The Vasco project, inaugurated in May 2012, saw a 97% decrease in eagle deaths in its first year of operation and a 65% decrease in overall avian kills, said Will Nelson, principal planner in neighbouring Contra Costa County. The data for the second year has yet to be finalised. The Vasco repowering saw 438 turbines from the 1980s, with a total capacity of 80.5MW, replaced with 34 Siemens 2.3MWs. Although the total capacity has remained roughly the same at 78.2MW, the new turbines produce 147% more electricity, he said.

Also in Contra Costa County, Pattern Energy's Buena Vista project, repowered by Babcock & Brown, replaced 179 old turbines with 38 1MW Mitsubishis in 2006. Eagle deaths there have dropped by 82-85%, said Rivera, whose county will soon issue an environment impact report to guide development in its entire Altamont Pass wind resource area.

Two more NextEra projects — both in Alameda County — will also be repowered as part of the legal settlement. Golden Hills phase 1 and 2, each about 80MW in size, are to be completed by December and by September 2015 respectively, according to the settlement. Phase 1 has yet to be completed, confirmed NextEra spokesman Steve Stengel.
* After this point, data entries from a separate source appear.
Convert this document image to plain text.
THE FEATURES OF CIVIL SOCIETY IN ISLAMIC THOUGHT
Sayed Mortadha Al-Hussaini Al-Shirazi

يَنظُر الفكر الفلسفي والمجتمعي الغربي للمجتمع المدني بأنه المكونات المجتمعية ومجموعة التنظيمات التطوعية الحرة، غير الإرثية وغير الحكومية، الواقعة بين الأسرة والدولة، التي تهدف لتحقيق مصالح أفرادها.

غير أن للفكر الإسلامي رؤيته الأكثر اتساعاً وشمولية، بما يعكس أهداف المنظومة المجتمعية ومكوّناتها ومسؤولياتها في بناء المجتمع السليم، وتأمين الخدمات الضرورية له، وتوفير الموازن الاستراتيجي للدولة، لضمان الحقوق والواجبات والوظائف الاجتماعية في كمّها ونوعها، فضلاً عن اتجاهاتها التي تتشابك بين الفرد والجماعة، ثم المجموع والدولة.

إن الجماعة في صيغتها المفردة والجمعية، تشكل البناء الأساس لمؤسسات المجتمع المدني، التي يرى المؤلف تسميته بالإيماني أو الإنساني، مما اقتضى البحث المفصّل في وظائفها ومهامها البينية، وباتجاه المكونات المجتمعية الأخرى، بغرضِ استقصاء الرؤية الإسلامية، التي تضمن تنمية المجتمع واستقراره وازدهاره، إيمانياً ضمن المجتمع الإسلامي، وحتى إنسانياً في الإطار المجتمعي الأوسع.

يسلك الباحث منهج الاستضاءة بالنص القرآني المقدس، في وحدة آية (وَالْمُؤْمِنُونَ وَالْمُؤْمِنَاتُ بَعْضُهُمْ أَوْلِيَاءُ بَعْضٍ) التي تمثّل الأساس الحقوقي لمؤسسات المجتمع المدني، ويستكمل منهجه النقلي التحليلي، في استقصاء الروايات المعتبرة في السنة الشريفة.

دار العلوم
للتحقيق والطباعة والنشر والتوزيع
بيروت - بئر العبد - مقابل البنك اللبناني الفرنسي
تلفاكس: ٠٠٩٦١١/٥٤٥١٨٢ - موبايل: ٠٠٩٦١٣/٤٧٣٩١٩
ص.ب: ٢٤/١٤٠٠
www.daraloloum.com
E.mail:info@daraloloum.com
Also in Alameda County, EDF Renewable Energy's Patterson Pass project currently consists of 336 Nordtank and Bonus 65kW turbines. They will be decommissioned and replaced. And the Sand Hill 4MW repowering, by Ogin Energy, will see 40 small FloDesign shrouded wind turbines installed.

In Contra Costa County, Pattern Energy's Tres Vaqueros repowering, which has yet to permitted, will see 91 old turbines replaced with 19 Siemens 2.3MWs. Meanwhile, hundreds of old turbines nearby are currently being dismantled by Wintec Energy. Wintec declined to comment on why it was not repowering the site. The company's "use permit" expires in August, said a county spokesman.